Ella también entiende los Cuatro Libros y Cinco Clásicos.

—La Princesa Kangyi miró con furia a Ruo Xuan; la tía de la Emperatriz Viuda había dicho que era la buena amiga del Noveno Primo, que era muy inteligente, ¡que sus ropas eran un regalo del Noveno Primo!

—Ya sabía que ella era sólo una niña de un pueblo al pie de la montaña, solo una plebeya; ¿cómo merecía llevar ropa regalada por su primo?

—¿Cómo podría posiblemente entender los Cuatro Libros y Cinco Clásicos?

—Probablemente solo podía recitar una línea o dos y conocía sus significados para presumir!

—¡Solo podía engañar a alguien como Yan Jiaojiao, la tonta!

—¡Espera a que el Maestro comience la lección, y todos verán quién es la más inteligente!

—Justo cuando estaba por hablar, el Maestro Han entró con un niño de siete u ocho años:
— Princesa, Xiuxiu, busquen un asiento primero, y organizaré los asientos según su progreso de aprendizaje.

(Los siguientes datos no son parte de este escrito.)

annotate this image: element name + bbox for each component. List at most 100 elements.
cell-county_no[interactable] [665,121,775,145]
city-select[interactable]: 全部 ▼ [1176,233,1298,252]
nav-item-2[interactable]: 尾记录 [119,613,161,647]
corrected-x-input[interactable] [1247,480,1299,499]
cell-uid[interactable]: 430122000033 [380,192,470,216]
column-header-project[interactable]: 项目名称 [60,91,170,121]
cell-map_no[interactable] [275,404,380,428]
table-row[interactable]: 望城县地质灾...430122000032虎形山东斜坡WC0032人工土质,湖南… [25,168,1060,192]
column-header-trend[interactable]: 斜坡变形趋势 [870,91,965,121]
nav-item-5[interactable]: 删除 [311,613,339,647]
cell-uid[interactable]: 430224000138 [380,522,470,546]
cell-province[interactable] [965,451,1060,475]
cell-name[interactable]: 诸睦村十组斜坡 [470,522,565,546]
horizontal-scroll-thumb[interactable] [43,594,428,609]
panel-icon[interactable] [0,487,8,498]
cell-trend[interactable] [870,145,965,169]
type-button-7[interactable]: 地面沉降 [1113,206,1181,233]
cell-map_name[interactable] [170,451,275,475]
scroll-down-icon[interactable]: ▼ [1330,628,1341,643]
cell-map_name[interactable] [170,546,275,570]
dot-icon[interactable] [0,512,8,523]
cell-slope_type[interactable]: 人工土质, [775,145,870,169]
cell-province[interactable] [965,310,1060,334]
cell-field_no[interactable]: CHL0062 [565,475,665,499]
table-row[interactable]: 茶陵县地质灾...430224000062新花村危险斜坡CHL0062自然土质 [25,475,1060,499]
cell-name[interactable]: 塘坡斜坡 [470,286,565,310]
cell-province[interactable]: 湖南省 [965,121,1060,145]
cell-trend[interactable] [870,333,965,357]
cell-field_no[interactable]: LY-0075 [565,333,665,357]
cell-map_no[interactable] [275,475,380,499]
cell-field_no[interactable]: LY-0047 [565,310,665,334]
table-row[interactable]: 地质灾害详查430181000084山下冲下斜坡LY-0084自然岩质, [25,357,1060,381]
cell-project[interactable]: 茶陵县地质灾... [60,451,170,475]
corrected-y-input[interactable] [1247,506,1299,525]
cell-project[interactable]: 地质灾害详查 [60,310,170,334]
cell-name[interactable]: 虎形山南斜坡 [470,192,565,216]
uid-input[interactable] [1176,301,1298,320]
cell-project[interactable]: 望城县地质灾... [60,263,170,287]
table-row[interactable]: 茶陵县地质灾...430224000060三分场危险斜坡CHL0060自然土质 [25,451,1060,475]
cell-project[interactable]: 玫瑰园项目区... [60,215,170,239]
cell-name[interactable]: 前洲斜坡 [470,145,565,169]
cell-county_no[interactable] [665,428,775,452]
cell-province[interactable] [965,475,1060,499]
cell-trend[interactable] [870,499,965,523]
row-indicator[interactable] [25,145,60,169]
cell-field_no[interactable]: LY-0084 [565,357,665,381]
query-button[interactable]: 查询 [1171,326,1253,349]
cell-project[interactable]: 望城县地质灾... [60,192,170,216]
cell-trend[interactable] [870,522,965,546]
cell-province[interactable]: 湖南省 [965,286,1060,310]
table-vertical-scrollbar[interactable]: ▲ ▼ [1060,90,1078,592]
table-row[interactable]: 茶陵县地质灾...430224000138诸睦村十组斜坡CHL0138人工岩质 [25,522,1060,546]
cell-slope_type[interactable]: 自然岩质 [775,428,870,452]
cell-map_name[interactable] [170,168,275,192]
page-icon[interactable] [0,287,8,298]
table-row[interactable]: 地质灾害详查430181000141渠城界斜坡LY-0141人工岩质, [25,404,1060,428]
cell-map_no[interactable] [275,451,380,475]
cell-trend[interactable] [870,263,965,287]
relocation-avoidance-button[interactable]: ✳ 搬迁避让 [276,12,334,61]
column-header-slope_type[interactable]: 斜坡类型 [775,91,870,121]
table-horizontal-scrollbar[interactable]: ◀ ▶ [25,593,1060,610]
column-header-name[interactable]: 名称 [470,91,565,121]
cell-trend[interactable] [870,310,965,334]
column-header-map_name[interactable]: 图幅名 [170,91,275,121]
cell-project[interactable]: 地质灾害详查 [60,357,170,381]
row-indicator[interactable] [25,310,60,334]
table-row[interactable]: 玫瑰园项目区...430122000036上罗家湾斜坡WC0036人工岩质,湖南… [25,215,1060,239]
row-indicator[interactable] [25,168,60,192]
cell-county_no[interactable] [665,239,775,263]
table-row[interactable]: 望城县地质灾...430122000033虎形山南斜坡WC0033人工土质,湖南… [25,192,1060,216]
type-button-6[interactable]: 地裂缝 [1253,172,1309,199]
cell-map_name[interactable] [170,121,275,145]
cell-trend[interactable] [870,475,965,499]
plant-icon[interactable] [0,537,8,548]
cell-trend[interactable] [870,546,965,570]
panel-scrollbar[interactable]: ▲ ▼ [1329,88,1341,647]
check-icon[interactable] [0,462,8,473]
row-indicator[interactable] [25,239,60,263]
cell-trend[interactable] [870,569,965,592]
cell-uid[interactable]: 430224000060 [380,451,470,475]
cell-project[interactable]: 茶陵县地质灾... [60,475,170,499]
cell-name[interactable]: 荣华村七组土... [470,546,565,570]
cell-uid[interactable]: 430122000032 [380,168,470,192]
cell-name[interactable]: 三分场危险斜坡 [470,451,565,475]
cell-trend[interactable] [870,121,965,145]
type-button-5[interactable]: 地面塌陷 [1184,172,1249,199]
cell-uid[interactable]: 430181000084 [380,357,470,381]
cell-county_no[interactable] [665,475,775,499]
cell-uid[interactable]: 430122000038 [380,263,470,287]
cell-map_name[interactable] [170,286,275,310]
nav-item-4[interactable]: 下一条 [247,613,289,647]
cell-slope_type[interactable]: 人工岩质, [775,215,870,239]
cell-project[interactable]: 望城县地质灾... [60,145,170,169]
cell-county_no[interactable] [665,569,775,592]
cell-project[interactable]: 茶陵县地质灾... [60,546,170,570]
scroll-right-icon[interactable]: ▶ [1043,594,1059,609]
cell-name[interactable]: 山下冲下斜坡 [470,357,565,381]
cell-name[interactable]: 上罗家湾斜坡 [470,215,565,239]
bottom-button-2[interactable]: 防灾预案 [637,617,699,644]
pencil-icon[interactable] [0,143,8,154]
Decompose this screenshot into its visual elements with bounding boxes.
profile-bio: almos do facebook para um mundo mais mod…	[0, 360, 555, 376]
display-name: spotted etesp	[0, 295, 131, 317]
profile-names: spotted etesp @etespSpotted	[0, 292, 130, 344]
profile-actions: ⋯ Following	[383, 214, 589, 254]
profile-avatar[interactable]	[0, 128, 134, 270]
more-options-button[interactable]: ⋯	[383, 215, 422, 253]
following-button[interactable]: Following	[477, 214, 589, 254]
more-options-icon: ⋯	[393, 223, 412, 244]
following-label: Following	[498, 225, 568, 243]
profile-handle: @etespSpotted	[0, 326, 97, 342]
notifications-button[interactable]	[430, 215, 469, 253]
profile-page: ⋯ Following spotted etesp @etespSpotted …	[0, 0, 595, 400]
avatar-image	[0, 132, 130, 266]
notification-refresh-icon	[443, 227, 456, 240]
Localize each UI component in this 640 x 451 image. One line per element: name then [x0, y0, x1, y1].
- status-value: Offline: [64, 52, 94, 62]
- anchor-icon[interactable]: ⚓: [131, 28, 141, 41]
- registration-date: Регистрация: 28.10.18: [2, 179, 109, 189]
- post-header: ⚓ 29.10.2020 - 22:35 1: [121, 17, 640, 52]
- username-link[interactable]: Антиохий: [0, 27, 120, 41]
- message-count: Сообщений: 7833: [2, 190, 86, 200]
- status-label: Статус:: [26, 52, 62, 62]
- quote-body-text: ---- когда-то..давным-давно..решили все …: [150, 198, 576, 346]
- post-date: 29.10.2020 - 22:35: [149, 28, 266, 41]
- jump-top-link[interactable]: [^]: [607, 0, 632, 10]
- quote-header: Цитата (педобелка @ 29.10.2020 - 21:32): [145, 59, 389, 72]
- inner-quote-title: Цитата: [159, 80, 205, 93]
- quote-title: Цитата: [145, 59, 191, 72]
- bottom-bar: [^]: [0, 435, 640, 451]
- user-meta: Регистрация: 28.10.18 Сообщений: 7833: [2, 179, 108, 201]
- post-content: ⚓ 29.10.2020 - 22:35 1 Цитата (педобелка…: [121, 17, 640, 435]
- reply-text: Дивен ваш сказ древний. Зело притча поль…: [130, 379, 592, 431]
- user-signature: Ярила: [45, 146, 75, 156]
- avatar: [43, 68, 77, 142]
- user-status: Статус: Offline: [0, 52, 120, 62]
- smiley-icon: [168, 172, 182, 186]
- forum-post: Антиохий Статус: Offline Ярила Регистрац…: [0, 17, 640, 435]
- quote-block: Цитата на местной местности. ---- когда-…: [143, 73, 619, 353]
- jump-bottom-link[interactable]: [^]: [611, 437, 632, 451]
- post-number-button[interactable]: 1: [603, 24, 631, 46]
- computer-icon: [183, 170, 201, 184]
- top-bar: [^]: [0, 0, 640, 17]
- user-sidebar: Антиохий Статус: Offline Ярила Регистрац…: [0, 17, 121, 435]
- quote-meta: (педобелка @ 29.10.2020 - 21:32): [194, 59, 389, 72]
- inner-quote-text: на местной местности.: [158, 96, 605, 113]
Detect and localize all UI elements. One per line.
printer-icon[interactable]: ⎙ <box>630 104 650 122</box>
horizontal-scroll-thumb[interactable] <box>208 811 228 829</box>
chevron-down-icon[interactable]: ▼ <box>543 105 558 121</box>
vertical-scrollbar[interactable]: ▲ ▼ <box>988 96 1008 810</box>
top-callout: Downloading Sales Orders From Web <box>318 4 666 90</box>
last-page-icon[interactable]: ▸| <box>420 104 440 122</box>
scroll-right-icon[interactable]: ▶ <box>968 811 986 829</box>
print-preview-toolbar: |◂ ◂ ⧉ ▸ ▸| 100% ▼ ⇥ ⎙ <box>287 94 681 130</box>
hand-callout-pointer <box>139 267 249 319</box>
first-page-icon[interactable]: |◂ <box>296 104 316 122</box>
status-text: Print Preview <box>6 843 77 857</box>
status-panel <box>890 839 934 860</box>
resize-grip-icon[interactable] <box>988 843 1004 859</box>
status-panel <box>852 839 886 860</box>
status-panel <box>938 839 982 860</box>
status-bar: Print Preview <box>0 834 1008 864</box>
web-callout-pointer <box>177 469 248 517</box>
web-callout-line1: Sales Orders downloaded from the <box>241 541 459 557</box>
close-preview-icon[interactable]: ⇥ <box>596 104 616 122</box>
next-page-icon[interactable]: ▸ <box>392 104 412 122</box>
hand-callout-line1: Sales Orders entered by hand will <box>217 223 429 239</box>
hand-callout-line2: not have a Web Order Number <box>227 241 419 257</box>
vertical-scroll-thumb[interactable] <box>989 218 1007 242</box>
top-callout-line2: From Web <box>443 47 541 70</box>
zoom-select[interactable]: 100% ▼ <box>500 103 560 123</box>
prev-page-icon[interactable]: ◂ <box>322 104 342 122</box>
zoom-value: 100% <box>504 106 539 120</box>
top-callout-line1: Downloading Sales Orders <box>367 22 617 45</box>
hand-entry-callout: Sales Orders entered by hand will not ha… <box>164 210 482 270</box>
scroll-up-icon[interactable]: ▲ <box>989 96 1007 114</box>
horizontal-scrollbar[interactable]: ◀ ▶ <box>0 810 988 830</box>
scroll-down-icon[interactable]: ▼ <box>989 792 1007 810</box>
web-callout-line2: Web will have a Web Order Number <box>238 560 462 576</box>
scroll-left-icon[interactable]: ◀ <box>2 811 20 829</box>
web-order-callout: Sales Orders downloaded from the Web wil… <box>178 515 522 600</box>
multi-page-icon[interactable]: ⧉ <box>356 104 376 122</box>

—La Princesa Kangyi miró una vez más a Yan Jiaojiao y Ruo Xuan, luego se sentó en la fila del frente, a solo una mesa de distancia de Xuanyuan Que.

—¡Ella miró a Yan Jiaojiao triunfalmente!

—Aprendía todo rápidamente: música, ajedrez, caligrafía, pintura, costura, equitación y tiro con arco, era mejor que otros niños de su edad en todo.

—Todos decían que era una pequeña niña genio.

—Entre los niños de su edad, Yan Jiaojiao era definitivamente la más tonta, temiendo ser llamada por el Maestro, escondiéndose siempre en la parte trasera.

—Si esa Xuanbao fuera tan genial, ¿por qué no se atrevía a sentarse en frente?

—Yan Jiaojiao no caería en su trampa, jalando a Ruo Xuan, insistiendo en no sentarse en el frente!